Setting aside higher purpose for a moment, the owners of Fallon, Olson Engage and Initiative also have a payroll to meet. And, that’s when an entrepreneur has to stop and think about the implications of firing a quasi blue-chip client like Papa John’s.

Sure, your Millennials will love telling their peers you did the right thing, and they work for an agency that places ethics above profits. And, in your mind, you HAVE done the right thing.

But then your CFO strolls into your office and says, “I truly respect your decision to deep-six Papa John’s, but it’s put us in a real bind. We either reconsider or reduce our workforce by 10 percent or put an indefinite freeze on raises and bonuses.”

And that, my friend, is why it’s so lonely at the top.

I’ve fired quite a few clients during my tenure as Peppercomm’s CEO. But, none were a result of what I’d call a societal crisis a la Papa John’s N word debacle.

I’ve deep-sixed clients because:

– They were beyond abusive to our account teams (I’d rather keep good people than uncouth clients).

– They poached a key employee without first extending the courtesy of asking my permission (a clear breach of ANY client-agency letter of agreement).

– They were actively interviewing other agencies while we were under contract and none the wiser to their Machiavellian machinations.

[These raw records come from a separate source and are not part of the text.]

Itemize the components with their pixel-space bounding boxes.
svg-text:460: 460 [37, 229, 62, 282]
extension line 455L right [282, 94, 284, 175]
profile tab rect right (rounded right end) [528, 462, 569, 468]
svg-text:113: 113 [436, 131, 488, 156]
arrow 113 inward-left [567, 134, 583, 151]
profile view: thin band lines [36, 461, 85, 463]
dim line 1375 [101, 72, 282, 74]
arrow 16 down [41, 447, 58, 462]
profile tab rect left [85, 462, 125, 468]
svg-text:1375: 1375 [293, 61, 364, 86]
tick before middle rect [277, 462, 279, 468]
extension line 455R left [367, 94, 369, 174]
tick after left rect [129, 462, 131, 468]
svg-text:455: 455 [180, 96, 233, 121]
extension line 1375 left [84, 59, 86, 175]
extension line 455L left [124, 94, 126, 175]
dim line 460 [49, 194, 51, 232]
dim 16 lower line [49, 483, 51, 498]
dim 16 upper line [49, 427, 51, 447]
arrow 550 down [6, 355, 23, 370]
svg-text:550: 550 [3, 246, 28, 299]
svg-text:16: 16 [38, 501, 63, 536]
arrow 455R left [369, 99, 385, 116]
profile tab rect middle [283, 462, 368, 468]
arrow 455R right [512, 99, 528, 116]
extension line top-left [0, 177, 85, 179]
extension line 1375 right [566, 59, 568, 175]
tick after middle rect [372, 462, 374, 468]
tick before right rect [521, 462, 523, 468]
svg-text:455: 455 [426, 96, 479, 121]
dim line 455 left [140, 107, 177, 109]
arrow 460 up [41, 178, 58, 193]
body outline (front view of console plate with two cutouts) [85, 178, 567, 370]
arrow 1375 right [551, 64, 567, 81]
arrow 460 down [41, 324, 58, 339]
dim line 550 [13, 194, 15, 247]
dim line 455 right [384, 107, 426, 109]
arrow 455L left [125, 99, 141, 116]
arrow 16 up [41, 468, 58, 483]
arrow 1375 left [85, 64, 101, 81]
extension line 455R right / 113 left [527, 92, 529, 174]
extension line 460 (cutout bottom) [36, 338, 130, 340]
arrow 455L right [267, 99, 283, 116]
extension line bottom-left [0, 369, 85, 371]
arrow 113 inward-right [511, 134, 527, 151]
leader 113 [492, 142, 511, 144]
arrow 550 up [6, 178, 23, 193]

– They demanded too much for too little.

Having the spine to fire a client sends a strong message to one’s employees and reinforces the organization’s higher purpose. But, it’s a decision that carries serious financial implications as well (which I doubt the average account manager appreciates).

Firing Papa John’s would have been a no-brainer for me (regardless of the billings).

It’s the gray areas that keep turning what little hair I have left even grayer.